The telecommunications company pointed to its customer base of almost 100 million, a large number of which are under contracts that include many combinations of billable items — equipment, activation, basic monthly service, texting, Internet access, data downloads, and many others.
“The information required to prepare accurate accounting entries [as contemplated in the discussion paper] would require changes to point-of-sale and billing systems, as well as related accounting and reporting systems, including the general ledger and a separate data warehouse,” Verizon wrote.
Bement said Verizon’s comments “are consistent with what we’ve been hearing from that whole industry.” While he couldn’t speak to the system changes that would arise from adopting a new revenue-recognition model, he added, “My view is that recognizing revenue as they bill their monthly services makes a lot of sense.”

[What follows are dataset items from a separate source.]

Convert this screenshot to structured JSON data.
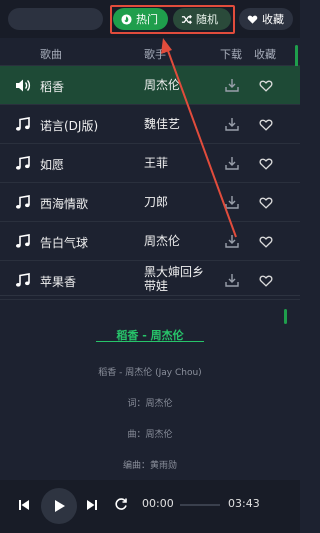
{
  "nav": {
    "hot_label": "热门",
    "random_label": "随机",
    "favorites_label": "收藏"
  },
  "table_header": {
    "song": "歌曲",
    "artist": "歌手",
    "download": "下载",
    "favorite": "收藏"
  },
  "songs": [
    {
      "title": "稻香",
      "artist": "周杰伦"
    },
    {
      "title": "诺言(DJ版)",
      "artist": "魏佳艺"
    },
    {
      "title": "如愿",
      "artist": "王菲"
    },
    {
      "title": "西海情歌",
      "artist": "刀郎"
    },
    {
      "title": "告白气球",
      "artist": "周杰伦"
    },
    {
      "title": "苹果香",
      "artist_line1": "黑大婶回乡",
      "artist_line2": "带娃"
    }
  ],
  "now_playing_index": 0,
  "lyrics": {
    "title": "稻香 - 周杰伦",
    "lines": [
      "稻香 - 周杰伦 (Jay Chou)",
      "词：周杰伦",
      "曲：周杰伦",
      "编曲：黄雨勋"
    ]
  },
  "player": {
    "current_time": "00:00",
    "total_time": "03:43",
    "progress": 0
  },
  "colors": {
    "accent": "#1f9e4c",
    "annotation": "#e14c3c"
  }
}
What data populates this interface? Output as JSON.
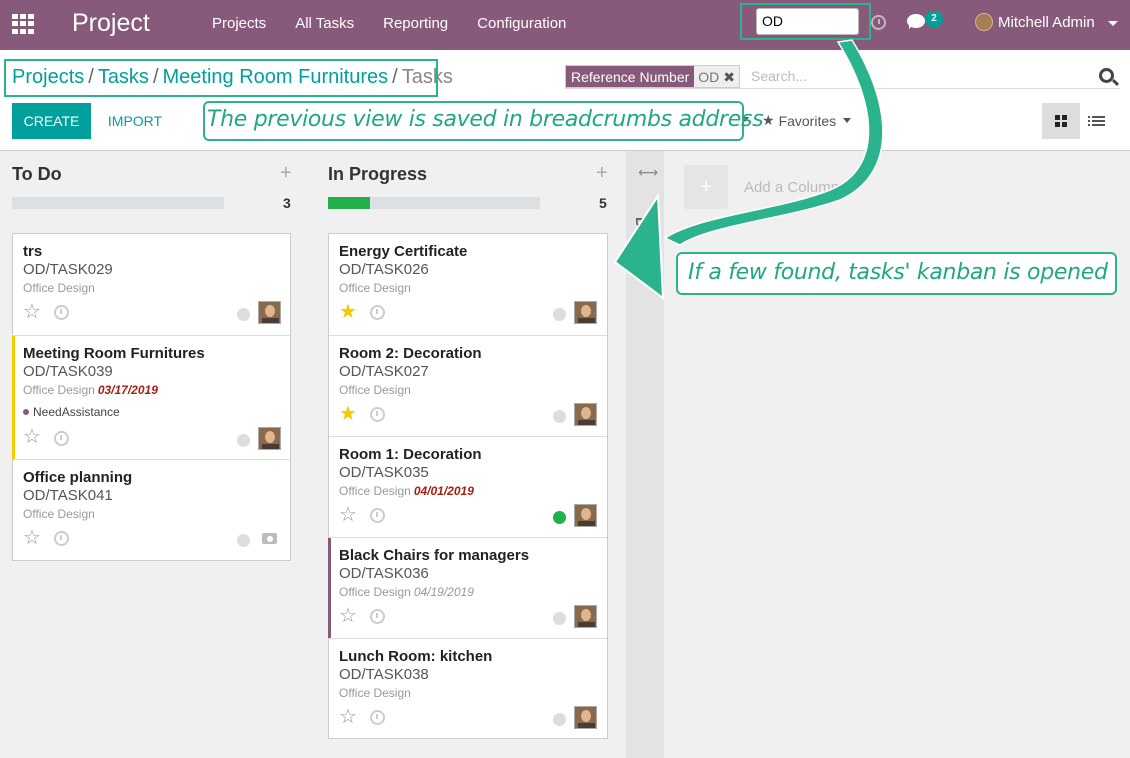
{
  "topbar": {
    "brand": "Project",
    "menu": [
      "Projects",
      "All Tasks",
      "Reporting",
      "Configuration"
    ],
    "search_value": "OD",
    "chat_count": "2",
    "user_name": "Mitchell Admin"
  },
  "breadcrumb": {
    "items": [
      "Projects",
      "Tasks",
      "Meeting Room Furnitures"
    ],
    "current": "Tasks"
  },
  "search": {
    "facet_label": "Reference Number",
    "facet_value": "OD",
    "placeholder": "Search..."
  },
  "buttons": {
    "create": "CREATE",
    "import": "IMPORT",
    "favorites": "Favorites"
  },
  "columns": [
    {
      "title": "To Do",
      "count": "3",
      "progress_fraction": 0,
      "cards": [
        {
          "name": "trs",
          "ref": "OD/TASK029",
          "project": "Office Design",
          "date": "",
          "tag": "",
          "starred": false,
          "status": "normal",
          "avatar": "user"
        },
        {
          "name": "Meeting Room Furnitures",
          "ref": "OD/TASK039",
          "project": "Office Design",
          "date": "03/17/2019",
          "date_overdue": true,
          "tag": "NeedAssistance",
          "starred": false,
          "status": "normal",
          "avatar": "user",
          "accent": "#f3cc00"
        },
        {
          "name": "Office planning",
          "ref": "OD/TASK041",
          "project": "Office Design",
          "date": "",
          "tag": "",
          "starred": false,
          "status": "normal",
          "avatar": "camera"
        }
      ]
    },
    {
      "title": "In Progress",
      "count": "5",
      "progress_fraction": 0.2,
      "cards": [
        {
          "name": "Energy Certificate",
          "ref": "OD/TASK026",
          "project": "Office Design",
          "date": "",
          "tag": "",
          "starred": true,
          "status": "normal",
          "avatar": "user"
        },
        {
          "name": "Room 2: Decoration",
          "ref": "OD/TASK027",
          "project": "Office Design",
          "date": "",
          "tag": "",
          "starred": true,
          "status": "normal",
          "avatar": "user"
        },
        {
          "name": "Room 1: Decoration",
          "ref": "OD/TASK035",
          "project": "Office Design",
          "date": "04/01/2019",
          "date_overdue": true,
          "tag": "",
          "starred": false,
          "status": "done",
          "avatar": "user"
        },
        {
          "name": "Black Chairs for managers",
          "ref": "OD/TASK036",
          "project": "Office Design",
          "date": "04/19/2019",
          "date_overdue": false,
          "tag": "",
          "starred": false,
          "status": "normal",
          "avatar": "user",
          "accent": "#875a7b"
        },
        {
          "name": "Lunch Room: kitchen",
          "ref": "OD/TASK038",
          "project": "Office Design",
          "date": "",
          "tag": "",
          "starred": false,
          "status": "normal",
          "avatar": "user"
        }
      ]
    }
  ],
  "folded_column": {
    "title": "Done (0)"
  },
  "add_column": {
    "label": "Add a Column"
  },
  "annotations": {
    "breadcrumbs_note": "The previous view is saved in breadcrumbs address",
    "kanban_note": "If a few found, tasks' kanban is opened"
  },
  "colors": {
    "topbar": "#875a7b",
    "accent": "#00a09d",
    "annotation": "#2bb38e",
    "star": "#f3cc00",
    "overdue": "#a71f12",
    "progress": "#21b04c"
  }
}
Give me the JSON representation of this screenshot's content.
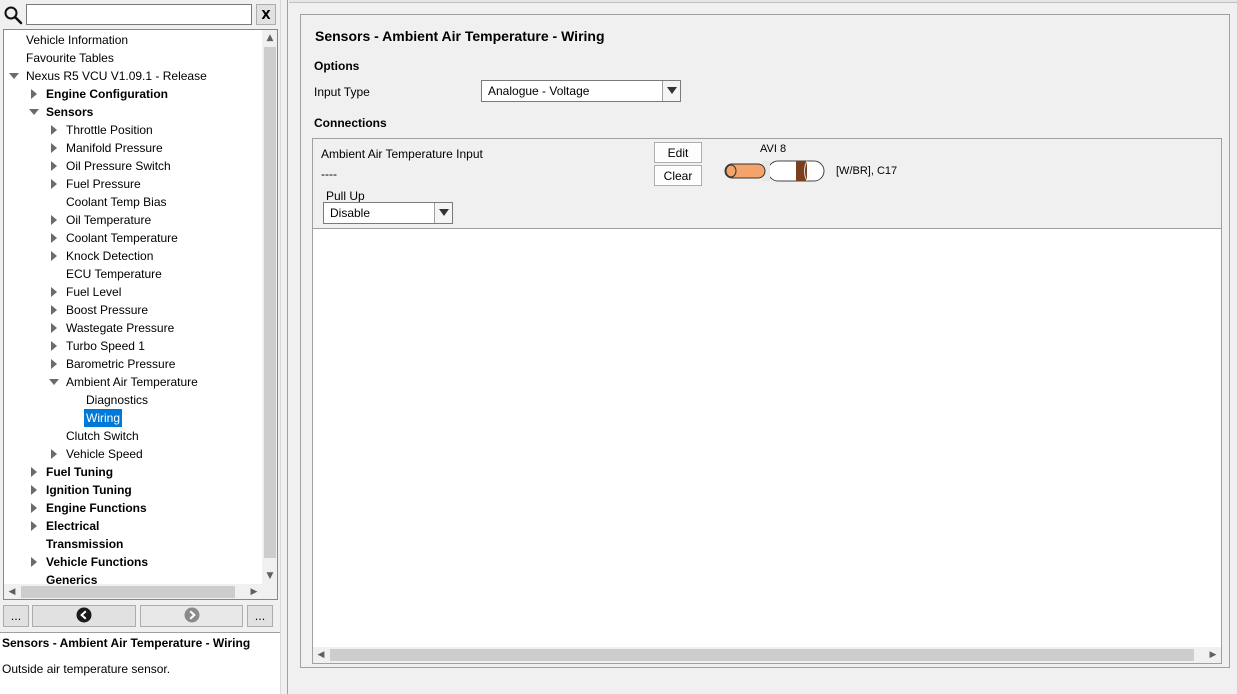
{
  "search": {
    "value": "",
    "placeholder": "",
    "clear_label": "X"
  },
  "tree": {
    "items": [
      {
        "label": "Vehicle Information",
        "depth": 0,
        "arrow": "none",
        "bold": false
      },
      {
        "label": "Favourite Tables",
        "depth": 0,
        "arrow": "none",
        "bold": false
      },
      {
        "label": "Nexus R5 VCU V1.09.1 - Release",
        "depth": 0,
        "arrow": "open",
        "bold": false
      },
      {
        "label": "Engine Configuration",
        "depth": 1,
        "arrow": "closed",
        "bold": true
      },
      {
        "label": "Sensors",
        "depth": 1,
        "arrow": "open",
        "bold": true
      },
      {
        "label": "Throttle Position",
        "depth": 2,
        "arrow": "closed",
        "bold": false
      },
      {
        "label": "Manifold Pressure",
        "depth": 2,
        "arrow": "closed",
        "bold": false
      },
      {
        "label": "Oil Pressure Switch",
        "depth": 2,
        "arrow": "closed",
        "bold": false
      },
      {
        "label": "Fuel Pressure",
        "depth": 2,
        "arrow": "closed",
        "bold": false
      },
      {
        "label": "Coolant Temp Bias",
        "depth": 2,
        "arrow": "none",
        "bold": false
      },
      {
        "label": "Oil Temperature",
        "depth": 2,
        "arrow": "closed",
        "bold": false
      },
      {
        "label": "Coolant Temperature",
        "depth": 2,
        "arrow": "closed",
        "bold": false
      },
      {
        "label": "Knock Detection",
        "depth": 2,
        "arrow": "closed",
        "bold": false
      },
      {
        "label": "ECU Temperature",
        "depth": 2,
        "arrow": "none",
        "bold": false
      },
      {
        "label": "Fuel Level",
        "depth": 2,
        "arrow": "closed",
        "bold": false
      },
      {
        "label": "Boost Pressure",
        "depth": 2,
        "arrow": "closed",
        "bold": false
      },
      {
        "label": "Wastegate Pressure",
        "depth": 2,
        "arrow": "closed",
        "bold": false
      },
      {
        "label": "Turbo Speed 1",
        "depth": 2,
        "arrow": "closed",
        "bold": false
      },
      {
        "label": "Barometric Pressure",
        "depth": 2,
        "arrow": "closed",
        "bold": false
      },
      {
        "label": "Ambient Air Temperature",
        "depth": 2,
        "arrow": "open",
        "bold": false
      },
      {
        "label": "Diagnostics",
        "depth": 3,
        "arrow": "none",
        "bold": false
      },
      {
        "label": "Wiring",
        "depth": 3,
        "arrow": "none",
        "bold": false,
        "selected": true
      },
      {
        "label": "Clutch Switch",
        "depth": 2,
        "arrow": "none",
        "bold": false
      },
      {
        "label": "Vehicle Speed",
        "depth": 2,
        "arrow": "closed",
        "bold": false
      },
      {
        "label": "Fuel Tuning",
        "depth": 1,
        "arrow": "closed",
        "bold": true
      },
      {
        "label": "Ignition Tuning",
        "depth": 1,
        "arrow": "closed",
        "bold": true
      },
      {
        "label": "Engine Functions",
        "depth": 1,
        "arrow": "closed",
        "bold": true
      },
      {
        "label": "Electrical",
        "depth": 1,
        "arrow": "closed",
        "bold": true
      },
      {
        "label": "Transmission",
        "depth": 1,
        "arrow": "none",
        "bold": true
      },
      {
        "label": "Vehicle Functions",
        "depth": 1,
        "arrow": "closed",
        "bold": true
      },
      {
        "label": "Generics",
        "depth": 1,
        "arrow": "none",
        "bold": true
      }
    ]
  },
  "nav": {
    "more_left_label": "...",
    "more_right_label": "...",
    "back_icon": "back-arrow-icon",
    "forward_icon": "forward-arrow-icon"
  },
  "description": {
    "title": "Sensors - Ambient Air Temperature - Wiring",
    "text": "Outside air temperature sensor."
  },
  "page": {
    "title": "Sensors - Ambient Air Temperature - Wiring",
    "options_heading": "Options",
    "input_type_label": "Input Type",
    "input_type_value": "Analogue - Voltage",
    "connections_heading": "Connections"
  },
  "connection": {
    "name": "Ambient Air Temperature Input",
    "value": "----",
    "pullup_label": "Pull Up",
    "pullup_value": "Disable",
    "edit_label": "Edit",
    "clear_label": "Clear",
    "pin": "AVI 8",
    "wire_info": "[W/BR], C17"
  },
  "colors": {
    "selection": "#0078d7",
    "wire_core": "#f4a36a",
    "wire_stripe": "#7b3f1d"
  }
}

And Dell, the computer giant, noted that under software contracts, control or title generally does not transfer to the customer at all, but rather the customer has a contractual “right to use” the software. “The final model will need to carefully consider how software transactions and the elements of post contract customer support and upgrade rights will apply in the new model,” Dell wrote in its comment letter.
Bement said, “That’s a good one. I think the board needs to think more about it, about when the prima facie is intangible by nature. When does the customer receive these rights to use? Is it all at once? Over time? Does it depend, and if so, on what?”
The Survey Says
Most comments to initiatives by standards bodies and regulators take issue with something being proposed. However, there appears to be a fair amount of support for what FASB and IASB are trying to do with revenue recognition.
In an April survey by RevenueRecognition.com — a website sponsored by Softrax Corp., a provider of revenue-management software — 54% of 515 finance executives agreed that the contract-based approach outlined in the discussion paper would clarify the earnings process. Only 29% disagreed.
However, the level of resistance to a contract-based approach increased as the number of revenue arrangements offered increased. Respondents with seven or more different types of such arrangements were twice as likely to disagree with the approach as those with three or fewer.
In addition, 71% of survey participants agreed that the boards’ proposed definition of a performance obligation would help entities to identify the deliverables in (or components of) a contract more consistently.
But were their responses well-informed? Only 8% said they had a detailed understanding of the discussion paper, while 48% said either that they had taken a cursory look or had no prior knowledge of it before taking the survey.